La Démocratie française coupable de maltraitance envers la jeunesse étudiante.

18/06/2017. Annie Keszey, principale de collège public retraitée, à Monsieur le Président de la République, Monsieur le Premier ministre, Monsieur le ministre de l’Education nationale, Madame la ministre de l’Enseignement supérieur, Monsieur le recteur de l’académie de Versailles : LRAR.

L’orientation  post- bac par un logiciel inadapté  et obscur est une pratique tortionnaire née prioritairement des dernières incompétences funestes, en particulier, de Najat Vallaud-Belkacem, ancienne ministre de l’Education nationale et de François Hollande.

Le tirage au sort,  par exemple, nie la réussite scolaire exprimée par des notes, bafoue toute qualité et quantité du travail scolaire individuel des élèves et transfère sur les lycéens, par un usage inconséquent du hasard, la responsabilité de l’échec du slogan mensonger de l’Education nationale : « assurer l’égalité des chances ».

Najat Vallaud- Belkacem, Benoît Hamon, Vincent Peillon et leurs prédécesseurs ont été incapables d’imposer des mesures pour éradiquer l’échec scolaire, échec social, et de prévoir l’afflux  considérable de jeunes élèves vers des études supérieures. Ils se déchargent de leur incompétence en imposant aux jeunes victimes du tirage au sort une épreuve  personnelle violente, illégitime. Comment accepter, quand on a reçu les félicitations du conseil de classe,  une affectation sur son  dernier vœu inscrit sur  le logiciel d’orientation ? Comment accepter, quand on a reçu les félicitations du conseil de classe, de ne recevoir aucune affectation ?

Comment, juste avant d’affronter avec inquiétude les épreuves  du baccalauréat, constater, sur APB, que l’on est, pour tous ses vœux, sur liste d’attente ? Le logiciel appelle le lycéen à « renoncer » à un vœu ou à ses vœux lui demandant ainsi de se substituer aux responsables qui n’ont pas su prévoir l’inflation des demandes, ni créer un ordre rigoureux.

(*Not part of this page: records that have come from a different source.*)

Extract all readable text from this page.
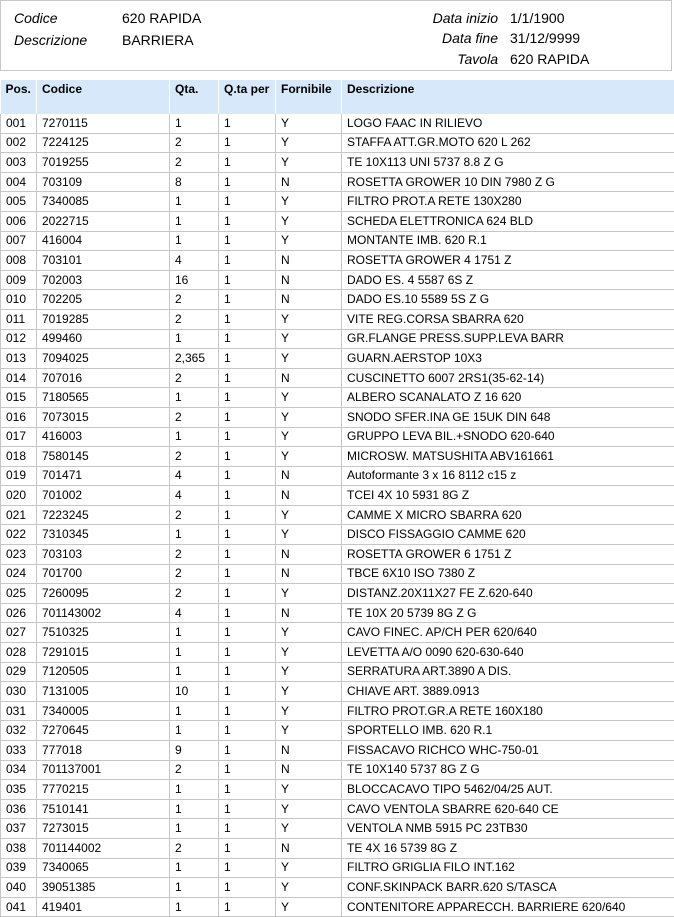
Codice	620 RAPIDA
Descrizione BARRIERA
Data inizio 1/1/1900
Data fine 31/12/9999
Tavola 620 RAPIDA
Pos.	Codice	Qta.	Q.ta per	Fornibile	Descrizione
001	7270115	1	1	Y	LOGO FAAC IN RILIEVO
002	7224125	2	1	Y	STAFFA ATT.GR.MOTO 620 L 262
003	7019255	2	1	Y	TE 10X113 UNI 5737 8.8 Z G
004	703109	8	1	N	ROSETTA GROWER 10 DIN 7980 Z G
005	7340085	1	1	Y	FILTRO PROT.A RETE 130X280
006	2022715	1	1	Y	SCHEDA ELETTRONICA 624 BLD
007	416004	1	1	Y	MONTANTE IMB. 620 R.1
008	703101	4	1	N	ROSETTA GROWER 4 1751 Z
009	702003	16	1	N	DADO ES. 4 5587 6S Z
010	702205	2	1	N	DADO ES.10 5589 5S Z G
011	7019285	2	1	Y	VITE REG.CORSA SBARRA 620
012	499460	1	1	Y	GR.FLANGE PRESS.SUPP.LEVA BARR
013	7094025	2,365	1	Y	GUARN.AERSTOP 10X3
014	707016	2	1	N	CUSCINETTO 6007 2RS1(35-62-14)
015	7180565	1	1	Y	ALBERO SCANALATO Z 16 620
016	7073015	2	1	Y	SNODO SFER.INA GE 15UK DIN 648
017	416003	1	1	Y	GRUPPO LEVA BIL.+SNODO 620-640
018	7580145	2	1	Y	MICROSW. MATSUSHITA ABV161661
019	701471	4	1	N	Autoformante 3 x 16 8112 c15 z
020	701002	4	1	N	TCEI 4X 10 5931 8G Z
021	7223245	2	1	Y	CAMME X MICRO SBARRA 620
022	7310345	1	1	Y	DISCO FISSAGGIO CAMME 620
023	703103	2	1	N	ROSETTA GROWER 6 1751 Z
024	701700	2	1	N	TBCE 6X10 ISO 7380 Z
025	7260095	2	1	Y	DISTANZ.20X11X27 FE Z.620-640
026	701143002	4	1	N	TE 10X 20 5739 8G Z G
027	7510325	1	1	Y	CAVO FINEC. AP/CH PER 620/640
028	7291015	1	1	Y	LEVETTA A/O 0090 620-630-640
029	7120505	1	1	Y	SERRATURA ART.3890 A DIS.
030	7131005	10	1	Y	CHIAVE ART. 3889.0913
031	7340005	1	1	Y	FILTRO PROT.GR.A RETE 160X180
032	7270645	1	1	Y	SPORTELLO IMB. 620 R.1
033	777018	9	1	N	FISSACAVO RICHCO WHC-750-01
034	701137001	2	1	N	TE 10X140 5737 8G Z G
035	7770215	1	1	Y	BLOCCACAVO TIPO 5462/04/25 AUT.
036	7510141	1	1	Y	CAVO VENTOLA SBARRE 620-640 CE
037	7273015	1	1	Y	VENTOLA NMB 5915 PC 23TB30
038	701144002	2	1	N	TE 4X 16 5739 8G Z
039	7340065	1	1	Y	FILTRO GRIGLIA FILO INT.162
040	39051385	1	1	Y	CONF.SKINPACK BARR.620 S/TASCA
041	419401	1	1	Y	CONTENITORE APPARECCH. BARRIERE 620/640
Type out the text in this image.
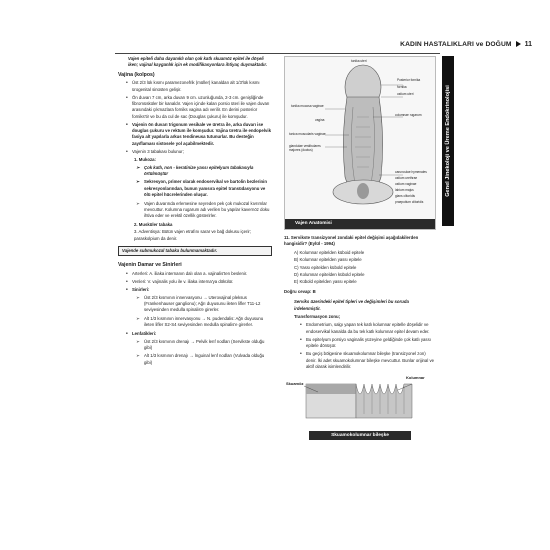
KADIN HASTALIKLARI ve DOĞUM 11
Genel Jinekoloji ve Üreme Endokrinolojisi
Vajen epiteli daha dayanıklı olan çok katlı skuamöz epitel ile döşeli iken; vajinal kayganlık için ek modifikasyonlara ihtiyaç duymaktadır.
Vajina (kolpos)
• Üst 2/3 lük kısmı paramezonefrik (müller) kanaldan alt 1/3'lük kısmı ürogenital sinüsten gelişir.
• Ön duvarı 7 cm, arka duvarı 9 cm. uzunluğunda, 2-3 cm. genişliğinde fibromüsküler bir kanaldır. Vajen içinde kalan porsio üteri ile vajen duvarı arasındaki çıkmazlara forniks vagina adı verilir. En derini posterior forniks'tir ve bu da cul de sac (Douglas çukuru) ile komşudur.
• Vajenin ön duvarı trigonum vesikale ve üretra ile, arka duvarı ise douglas çukuru ve rektum ile komşudur. Vajina üretra ile endopelvik fasiya alt yapılarla arkus tendineusa tutunurlar. Bu desteğin zayıflaması sistosele yol açabilmektedir.
• Vajenin 3 tabakası bulunur;
1. Mukoza:
➢ Çok katlı, non - keratinize yassı epitelyum tabakasıyla örtülmüştür
➢ Sekresyon, primer olarak endoservikal ve bartolin bezlerinin sekresyonlarından, bunun yanısıra epitel transüdasyonu ve ölü epitel hücrelerinden oluşur.
➢ Vajen duvarında erlemesine seyreden pek çok mukozal kıvrımlar mevcuttur. Kolumna rugarum adı verilen bu yapılar kavernöz doku ihtiva eder ve erektil özellik gösterirler.
2. Musküler tabaka
3. Adventisya: Bütün vajen etrafını sarar ve bağ dokusu içerir; paraskolpium da denir.
Vajende submukozal tabaka bulunmamaktadır.
Vajenin Damar ve Sinirleri
• Arterleri: A. iliaka internanın dalı olan a. vajinalis'ten beslenir.
• Venleri: V. vajinalis yolu ile v. iliaka interna'ya dökülür.
• Sinirleri:
➢ Üst 2/3 kısmının innervasyonu → Uterovajinal pleksus (Frankenhauser ganglionu); Ağrı duyusunu ileten lifler T11-L2 seviyesinden medulla spinalis'e girerler.
➢ Alt 1/3 kısmının innervasyonu → N. pudendalis: Ağrı duyusunu ileten lifler S2-S4 seviyesinden medulla spinalis'e girerler.
• Lenfatikleri:
➢ Üst 2/3 kısmının drenajı → Pelvik lenf nodları (Servikste olduğu gibi)
➢ Alt 1/3 kısmının drenajı → İnguinal lenf nodları (Vulvada olduğu gibi)
tunika uteri
Posterior fornika
fornika
ostium uteri
tunika mucosa vaginae
columnae rugarum
vagina
tunica muscularis vaginae
glandulae vestibulares majores (ductus)
carunculae hymenales
ostium urethrae
ostium vaginae
labium majus
glans clitoridis
praeputium clitoridis
Vajen Anatomisi
11. Servikste transizyonel zondaki epitel değişimi aşağıdakilerden hangisidir? (Eylül - 1994)
A) Kolumnar epitelden küboid epitele
B) Kolumnar epitelden yassı epitele
C) Yassı epitelden kübold epitele
D) Kolumnar epitelden kübold epitele
E) Kübold epitelden yassı epitele
Doğru cevap: B
Serviks üzerindeki epitel tipleri ve değişimleri bu soruda irdelenmiştir.
Transformasyon zonu;
• Endometrium, salgı yapan tek katlı kolumnar epitelle döşelidir ve endoservikal kanalda da bu tek katlı kolumnar epitel devam eder.
• Bu epitelyum porsiyo vaginalis yüzeyine geldiğinde çok katlı yassı epitele dönüşür.
• Bu geçiş bölgesine skuamokolumnar bileşke (transizyonel zon) denir. İki adet skuamokolumnar bileşke mevcuttur. Bunlar orijinal ve aktif olarak isimlendirilir.
Skuamöz
Kolumnar
Skuamokolumnar bileşke
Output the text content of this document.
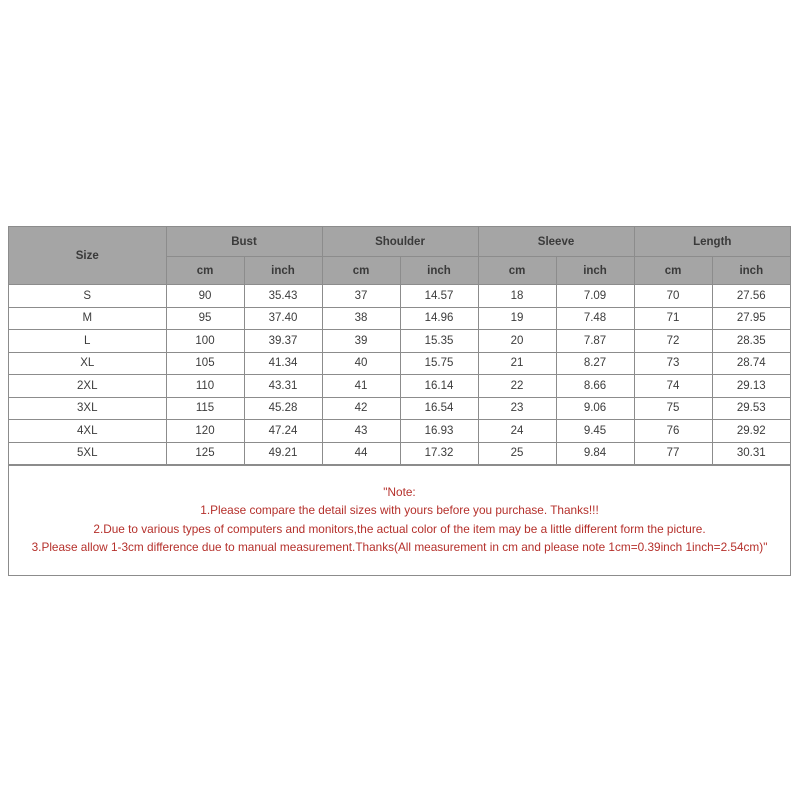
Size	Bust		Shoulder		Sleeve		Length	
	cm	inch	cm	inch	cm	inch	cm	inch
S	90	35.43	37	14.57	18	7.09	70	27.56
M	95	37.40	38	14.96	19	7.48	71	27.95
L	100	39.37	39	15.35	20	7.87	72	28.35
XL	105	41.34	40	15.75	21	8.27	73	28.74
2XL	110	43.31	41	16.14	22	8.66	74	29.13
3XL	115	45.28	42	16.54	23	9.06	75	29.53
4XL	120	47.24	43	16.93	24	9.45	76	29.92
5XL	125	49.21	44	17.32	25	9.84	77	30.31
"Note:
1.Please compare the detail sizes with yours before you purchase. Thanks!!!
2.Due to various types of computers and monitors,the actual color of the item may be a little different form the picture.
3.Please allow 1-3cm difference due to manual measurement.Thanks(All measurement in cm and please note 1cm=0.39inch 1inch=2.54cm)"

Cette injustice cruelle semble faire des heureux. Un élève jugé « en difficulté » peut  se voir affecté vers des études inespérées. Ce bonheur risque d’être une trahison de ces mêmes responsables, «  en haut lieu »,  qui n’ont pas su traiter davantage  l’incroyable échec des étudiants en première année d’études supérieures.

Monsieur Emmanuel Macron, Monsieur Edouard Philippe, Madame Frédérique Vidal, Monsieur Jean-Michel Blanquer, Monsieur Daniel Filâtre, redonnez à la jeunesse sa confiance perdue. Restaurez maintenant le mérite personnel et travaillez pour l’égalité des chances dans notre Etat de droit.

Classer, par exemple, les étudiants, à partir de leur moyenne générale annuelle, de l’avis des professeurs, d’autres moyennes dans des disciplines variées en liaison avec les buts choisis, de leur adresse par rapport aux établissements d’accueil, de leur motivation,  serait une procédure juste qui ne casserait pas l’amour du travail scolaire et la légitimité d’un choix de carrière future.

Vous ne pouvez poursuivre cette mascarade. Restaurez la démocratie scolaire !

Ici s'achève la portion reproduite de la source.